Other tracks are a bit more traditional. ‘Early Roman Kings’ and ‘Narrow Way’ are paint-by-numbers blues jams, made distinctive by their lyrics. As a wordsmith, Dylan is in top form on this album. ‘Tin Angel’ and ‘Scarlet Town’ are long, dark journeys narrated by Dylan in Voice of God mode.

‘Soon After Midnight’ is a delicate love ballad, the loveliest thing Dylan has recorded in years, even if it includes a reference to him dragging a rival’s corpse through the mud.

I don’t know if Tempest will be Dylan’s last album. I kind of doubt it. Making music is what he does, what he’s been doing for 50 years. Why would he stop now?

But if this is the end of the road, it’s a fitting one. Bold, enigmatic, disturbing, romantic, bizarre… it’s as hard to read as the man himself, and as easy to enjoy.
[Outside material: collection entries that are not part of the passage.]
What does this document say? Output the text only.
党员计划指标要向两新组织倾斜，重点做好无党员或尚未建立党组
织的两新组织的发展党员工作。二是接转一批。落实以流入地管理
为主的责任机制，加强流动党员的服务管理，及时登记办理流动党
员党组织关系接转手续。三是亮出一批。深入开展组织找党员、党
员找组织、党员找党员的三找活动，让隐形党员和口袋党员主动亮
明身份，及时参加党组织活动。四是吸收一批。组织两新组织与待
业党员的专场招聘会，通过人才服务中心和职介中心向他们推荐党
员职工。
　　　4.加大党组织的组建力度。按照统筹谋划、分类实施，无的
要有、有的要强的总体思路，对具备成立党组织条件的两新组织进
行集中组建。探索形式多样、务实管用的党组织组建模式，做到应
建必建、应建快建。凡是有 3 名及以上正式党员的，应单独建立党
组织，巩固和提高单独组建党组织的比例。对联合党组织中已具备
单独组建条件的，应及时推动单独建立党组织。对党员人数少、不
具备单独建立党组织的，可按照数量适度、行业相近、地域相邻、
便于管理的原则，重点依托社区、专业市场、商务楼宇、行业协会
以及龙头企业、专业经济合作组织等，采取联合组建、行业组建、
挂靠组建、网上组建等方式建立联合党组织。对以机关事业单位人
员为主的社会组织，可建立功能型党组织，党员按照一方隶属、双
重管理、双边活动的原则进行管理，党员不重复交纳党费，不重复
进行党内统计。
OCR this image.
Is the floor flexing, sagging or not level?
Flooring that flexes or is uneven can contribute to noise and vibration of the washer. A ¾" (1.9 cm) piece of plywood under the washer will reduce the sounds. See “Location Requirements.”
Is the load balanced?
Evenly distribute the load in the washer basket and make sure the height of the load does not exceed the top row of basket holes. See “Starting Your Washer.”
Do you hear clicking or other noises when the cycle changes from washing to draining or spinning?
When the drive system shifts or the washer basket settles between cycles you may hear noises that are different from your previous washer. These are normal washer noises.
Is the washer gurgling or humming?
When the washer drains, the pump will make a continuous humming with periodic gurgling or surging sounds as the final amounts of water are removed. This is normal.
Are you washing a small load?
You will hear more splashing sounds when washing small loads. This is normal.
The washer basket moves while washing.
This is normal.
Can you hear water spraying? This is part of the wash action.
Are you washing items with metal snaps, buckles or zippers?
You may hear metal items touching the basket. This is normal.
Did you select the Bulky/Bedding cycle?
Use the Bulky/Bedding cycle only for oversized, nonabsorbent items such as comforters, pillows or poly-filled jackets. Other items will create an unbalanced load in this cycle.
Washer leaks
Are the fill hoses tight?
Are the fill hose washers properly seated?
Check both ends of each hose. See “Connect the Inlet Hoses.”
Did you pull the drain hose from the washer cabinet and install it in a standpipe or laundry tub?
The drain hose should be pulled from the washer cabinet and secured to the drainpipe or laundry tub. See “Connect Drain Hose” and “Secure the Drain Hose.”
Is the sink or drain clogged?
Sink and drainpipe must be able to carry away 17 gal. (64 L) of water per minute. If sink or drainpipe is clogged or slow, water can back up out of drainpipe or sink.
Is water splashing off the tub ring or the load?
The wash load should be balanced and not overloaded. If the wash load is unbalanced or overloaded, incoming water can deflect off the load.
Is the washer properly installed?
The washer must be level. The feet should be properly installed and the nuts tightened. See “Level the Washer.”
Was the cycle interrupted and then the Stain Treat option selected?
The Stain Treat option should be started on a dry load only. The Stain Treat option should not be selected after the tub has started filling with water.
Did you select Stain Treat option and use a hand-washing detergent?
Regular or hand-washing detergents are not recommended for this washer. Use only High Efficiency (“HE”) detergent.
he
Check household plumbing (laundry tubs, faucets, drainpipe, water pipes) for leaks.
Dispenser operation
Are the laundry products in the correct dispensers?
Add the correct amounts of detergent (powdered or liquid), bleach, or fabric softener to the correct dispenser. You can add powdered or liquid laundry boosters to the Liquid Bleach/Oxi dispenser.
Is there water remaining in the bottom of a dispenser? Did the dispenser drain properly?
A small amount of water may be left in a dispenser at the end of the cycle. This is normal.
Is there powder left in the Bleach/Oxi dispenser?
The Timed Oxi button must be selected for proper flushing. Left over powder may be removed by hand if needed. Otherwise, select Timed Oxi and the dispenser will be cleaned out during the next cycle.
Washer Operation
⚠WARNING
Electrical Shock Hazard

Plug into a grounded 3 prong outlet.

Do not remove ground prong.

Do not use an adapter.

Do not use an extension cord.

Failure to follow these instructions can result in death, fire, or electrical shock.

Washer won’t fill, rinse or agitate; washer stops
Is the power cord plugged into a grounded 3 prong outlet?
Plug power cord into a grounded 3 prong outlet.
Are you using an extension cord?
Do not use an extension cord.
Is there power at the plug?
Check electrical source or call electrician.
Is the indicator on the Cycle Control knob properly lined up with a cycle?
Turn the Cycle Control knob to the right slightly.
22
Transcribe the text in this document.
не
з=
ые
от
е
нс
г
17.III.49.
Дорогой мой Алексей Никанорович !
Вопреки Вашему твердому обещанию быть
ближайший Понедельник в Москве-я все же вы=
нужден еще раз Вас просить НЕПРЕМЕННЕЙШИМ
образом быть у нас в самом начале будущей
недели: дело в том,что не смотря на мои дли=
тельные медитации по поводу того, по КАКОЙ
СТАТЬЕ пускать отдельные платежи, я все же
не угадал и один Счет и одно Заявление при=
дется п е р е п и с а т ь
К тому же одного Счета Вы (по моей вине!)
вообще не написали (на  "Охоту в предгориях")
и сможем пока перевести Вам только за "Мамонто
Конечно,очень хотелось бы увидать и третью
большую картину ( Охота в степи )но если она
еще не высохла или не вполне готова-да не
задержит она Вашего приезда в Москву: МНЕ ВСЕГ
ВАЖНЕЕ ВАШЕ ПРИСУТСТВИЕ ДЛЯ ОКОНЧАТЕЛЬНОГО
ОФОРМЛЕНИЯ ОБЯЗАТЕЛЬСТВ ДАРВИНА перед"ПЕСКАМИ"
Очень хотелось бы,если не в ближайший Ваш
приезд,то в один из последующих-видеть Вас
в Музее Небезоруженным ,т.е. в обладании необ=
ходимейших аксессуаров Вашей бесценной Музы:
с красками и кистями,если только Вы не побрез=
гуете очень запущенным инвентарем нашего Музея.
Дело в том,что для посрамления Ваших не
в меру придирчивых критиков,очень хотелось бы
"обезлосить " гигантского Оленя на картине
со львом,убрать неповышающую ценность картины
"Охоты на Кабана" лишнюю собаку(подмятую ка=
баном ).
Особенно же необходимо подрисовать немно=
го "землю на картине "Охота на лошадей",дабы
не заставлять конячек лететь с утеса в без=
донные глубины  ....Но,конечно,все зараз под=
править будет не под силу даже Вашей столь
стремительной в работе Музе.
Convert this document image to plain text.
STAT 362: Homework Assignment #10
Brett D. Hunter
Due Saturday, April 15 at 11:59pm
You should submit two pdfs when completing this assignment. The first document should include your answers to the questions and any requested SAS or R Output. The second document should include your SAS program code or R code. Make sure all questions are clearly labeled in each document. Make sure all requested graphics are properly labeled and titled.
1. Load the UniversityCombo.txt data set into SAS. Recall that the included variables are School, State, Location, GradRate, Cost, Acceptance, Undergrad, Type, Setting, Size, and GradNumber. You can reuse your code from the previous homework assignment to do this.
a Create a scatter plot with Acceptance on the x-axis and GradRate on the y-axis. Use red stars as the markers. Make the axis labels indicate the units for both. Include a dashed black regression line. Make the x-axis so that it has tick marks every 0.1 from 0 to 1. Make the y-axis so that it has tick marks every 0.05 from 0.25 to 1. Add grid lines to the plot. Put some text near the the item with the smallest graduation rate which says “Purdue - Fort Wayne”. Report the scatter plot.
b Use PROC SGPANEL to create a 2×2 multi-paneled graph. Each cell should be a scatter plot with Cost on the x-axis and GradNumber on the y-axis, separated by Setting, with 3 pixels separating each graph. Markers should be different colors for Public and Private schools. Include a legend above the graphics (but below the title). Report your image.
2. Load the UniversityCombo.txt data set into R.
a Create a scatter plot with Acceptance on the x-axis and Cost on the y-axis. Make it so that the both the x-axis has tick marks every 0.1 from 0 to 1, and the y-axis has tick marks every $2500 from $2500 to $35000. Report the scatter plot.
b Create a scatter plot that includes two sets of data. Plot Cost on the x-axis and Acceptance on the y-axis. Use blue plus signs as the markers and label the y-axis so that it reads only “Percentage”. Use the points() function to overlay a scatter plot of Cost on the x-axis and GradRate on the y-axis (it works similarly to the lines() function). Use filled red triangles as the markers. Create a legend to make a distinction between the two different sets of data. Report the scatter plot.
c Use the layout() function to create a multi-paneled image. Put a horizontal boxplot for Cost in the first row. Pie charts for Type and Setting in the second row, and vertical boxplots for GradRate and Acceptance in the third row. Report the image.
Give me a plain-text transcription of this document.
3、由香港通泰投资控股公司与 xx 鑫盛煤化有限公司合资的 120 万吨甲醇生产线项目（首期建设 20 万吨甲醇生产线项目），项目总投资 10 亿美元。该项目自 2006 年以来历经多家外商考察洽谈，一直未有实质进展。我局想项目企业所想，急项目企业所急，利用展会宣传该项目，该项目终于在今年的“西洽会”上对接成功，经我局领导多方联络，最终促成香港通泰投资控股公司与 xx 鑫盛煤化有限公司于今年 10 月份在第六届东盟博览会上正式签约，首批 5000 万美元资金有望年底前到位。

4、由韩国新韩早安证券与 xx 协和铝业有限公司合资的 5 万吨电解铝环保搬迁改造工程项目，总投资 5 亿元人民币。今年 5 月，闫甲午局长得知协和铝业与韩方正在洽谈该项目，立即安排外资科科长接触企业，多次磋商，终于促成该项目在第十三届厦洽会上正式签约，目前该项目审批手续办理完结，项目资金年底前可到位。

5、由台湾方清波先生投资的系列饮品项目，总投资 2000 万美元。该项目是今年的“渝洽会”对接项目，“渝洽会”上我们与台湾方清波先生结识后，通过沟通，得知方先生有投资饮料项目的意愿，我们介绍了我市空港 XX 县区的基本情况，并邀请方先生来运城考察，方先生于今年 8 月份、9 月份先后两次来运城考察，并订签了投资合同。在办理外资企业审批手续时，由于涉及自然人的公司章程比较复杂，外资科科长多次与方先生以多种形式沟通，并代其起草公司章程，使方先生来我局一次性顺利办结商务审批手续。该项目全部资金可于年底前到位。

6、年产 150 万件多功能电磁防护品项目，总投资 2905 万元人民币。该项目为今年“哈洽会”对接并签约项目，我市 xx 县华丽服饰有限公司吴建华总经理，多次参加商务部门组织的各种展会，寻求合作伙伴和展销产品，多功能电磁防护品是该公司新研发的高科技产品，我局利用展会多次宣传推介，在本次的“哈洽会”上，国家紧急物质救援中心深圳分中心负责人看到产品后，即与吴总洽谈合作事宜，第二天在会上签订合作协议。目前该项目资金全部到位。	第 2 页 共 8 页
In Scarlet Town, where I was born
There’s ivy leaf and silver thorn
The streets have names that you can’t pronounce
Gold is down to a quarter of an ounce
The music starts and the people sway
Everybody says, “Are you going my way? ”
Uncle Tom still workin’ for Uncle Bill
Scarlet Town is under the hill.

Scarlet Town in the month of May
Sweet William Holme on his deathbed lay
Mistress Mary by the side of the bed
Kissin’ his face and heapin’ prayers on his head
So brave, so true, so gentle is he
I’ll weep for him as he would weep for me
Little Boy Blue come your blow horn
In Scarlet Town, where I was born

Scarlet Town, in the hot noon hours,
There’s palm-leaf shadows and scattered flowers
Beggars crouching at the gate
Help comes, but it comes too late
By marble slabs and in fields of stone
You make your humble wishes known
I touched the garment, but the hem was torn
In Scarlet Town, where I was born

In Scarlet Town, the end is near
The Seven Wonders of the World are here
The evil and the good livin’ side by side
All human forms seem glorified
Put your heart on a platter and see who will bite
See who will hold you and kiss you good night
There’s walnut groves and maplewood
In Scarlet Town cryin’ won’t do no good

In Scarlet Town, you fight your father’s foes
Up on the hill, a chilly wind blows
You fight ’em on high and you fight ’em down in
You fight ’em with whiskey, morphine and gin
You’ve got legs that can drive men mad
A lot of things we didn’t do that I wish we had
In Scarlet Town, the sky is clear
You’ll wish to God that you stayed right here

Set ’em Joe, play “Walkin’ the Floor”
Play it for my flat-chested junkie whore
I’m staying up late, I’m making amends
While we smile, all heaven descends
If love is a sin, then beauty is a crime
All things are beautiful in their time
The black and the white, the yellow and the brown
It’s all right there in front of you in Scarlet Town


2 thoughts on “Song of the Day #1,564: ‘Scarlet Town’ – Bob Dylan

  1. Dana says:

    Yes, the voice has become limited in range, but, to his credit, he doesn’t seem to push beyond that range, and the songwriting and storytelling remains sharp. I hope he keeps releasing records so long as he has something to say and still wants to say it.

  2. Andrea Katz says:

    “It’s as hard to read as the man himself, and as easy to enjoy.”

    I love that sentence. This is the poet near the end of life. Wistful, nostalgic, making amends and still so relevant. I have always loved Dylan and his brilliant imagery. This is autumn for sure. It will be very difficult to say goddbye.